La contrée la plus tragique et la plus désolée du monde était en avant de Somme-Suippe; c’était un aride paysage calcaire et minéral. Tout y était pâle de la pâleur mortuaire des craies.

C’est seulement au versant des astres éteints et des globes morts qu’on eût pu trouver ces lividités de sel et de plâtre.

Ce coin du front était nettoyé comme un os, ce secteur blanc, squelettique et spectral avait l’air d’être sous un suaire. Je m’aperçois que ce poème maladroit est tout en rimes féminines. Cela ne me déplaît pas.
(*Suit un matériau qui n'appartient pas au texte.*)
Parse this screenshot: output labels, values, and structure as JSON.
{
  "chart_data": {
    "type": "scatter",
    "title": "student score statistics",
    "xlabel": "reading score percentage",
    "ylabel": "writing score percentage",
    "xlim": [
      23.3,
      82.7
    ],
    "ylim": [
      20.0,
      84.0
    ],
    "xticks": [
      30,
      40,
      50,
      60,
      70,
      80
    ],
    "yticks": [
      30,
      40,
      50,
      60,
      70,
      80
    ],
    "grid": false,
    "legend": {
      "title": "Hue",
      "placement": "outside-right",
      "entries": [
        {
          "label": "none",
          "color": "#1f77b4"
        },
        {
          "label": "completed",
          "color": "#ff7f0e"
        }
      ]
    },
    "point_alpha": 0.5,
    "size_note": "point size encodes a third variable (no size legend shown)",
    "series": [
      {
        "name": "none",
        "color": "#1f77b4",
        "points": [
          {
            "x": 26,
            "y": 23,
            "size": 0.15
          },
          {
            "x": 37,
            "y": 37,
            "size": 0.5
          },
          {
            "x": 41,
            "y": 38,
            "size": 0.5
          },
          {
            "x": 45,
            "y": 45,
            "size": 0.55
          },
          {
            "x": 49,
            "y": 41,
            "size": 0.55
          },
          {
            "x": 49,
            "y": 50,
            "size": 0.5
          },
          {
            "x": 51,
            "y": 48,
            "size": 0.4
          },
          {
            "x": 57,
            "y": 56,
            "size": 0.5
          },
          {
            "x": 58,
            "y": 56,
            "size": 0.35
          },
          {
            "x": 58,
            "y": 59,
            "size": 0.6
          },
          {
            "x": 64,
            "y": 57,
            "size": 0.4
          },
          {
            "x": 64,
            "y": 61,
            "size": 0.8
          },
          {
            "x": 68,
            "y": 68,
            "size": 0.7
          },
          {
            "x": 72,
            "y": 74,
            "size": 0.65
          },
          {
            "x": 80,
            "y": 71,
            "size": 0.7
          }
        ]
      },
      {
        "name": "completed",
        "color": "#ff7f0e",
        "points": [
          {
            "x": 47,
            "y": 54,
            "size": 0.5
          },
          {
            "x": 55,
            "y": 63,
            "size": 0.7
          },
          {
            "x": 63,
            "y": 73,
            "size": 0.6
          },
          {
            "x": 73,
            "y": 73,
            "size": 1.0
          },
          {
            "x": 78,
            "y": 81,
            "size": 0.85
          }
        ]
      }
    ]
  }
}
Les rimes sourdes confèrent aux strophes une pesanteur étrange, mais voici cette poésie à laquelle j’ai donné le nom du tableau:

L’ILE DES MORTS

Des cyprès, des rocs blancs hors du monde... C’est l’Ile
Où vivent les grands morts quand ils quittent la terre;
Un crépuscule doux, vaporeux et tranquille
Y répand ses clartés de perle et son mystère.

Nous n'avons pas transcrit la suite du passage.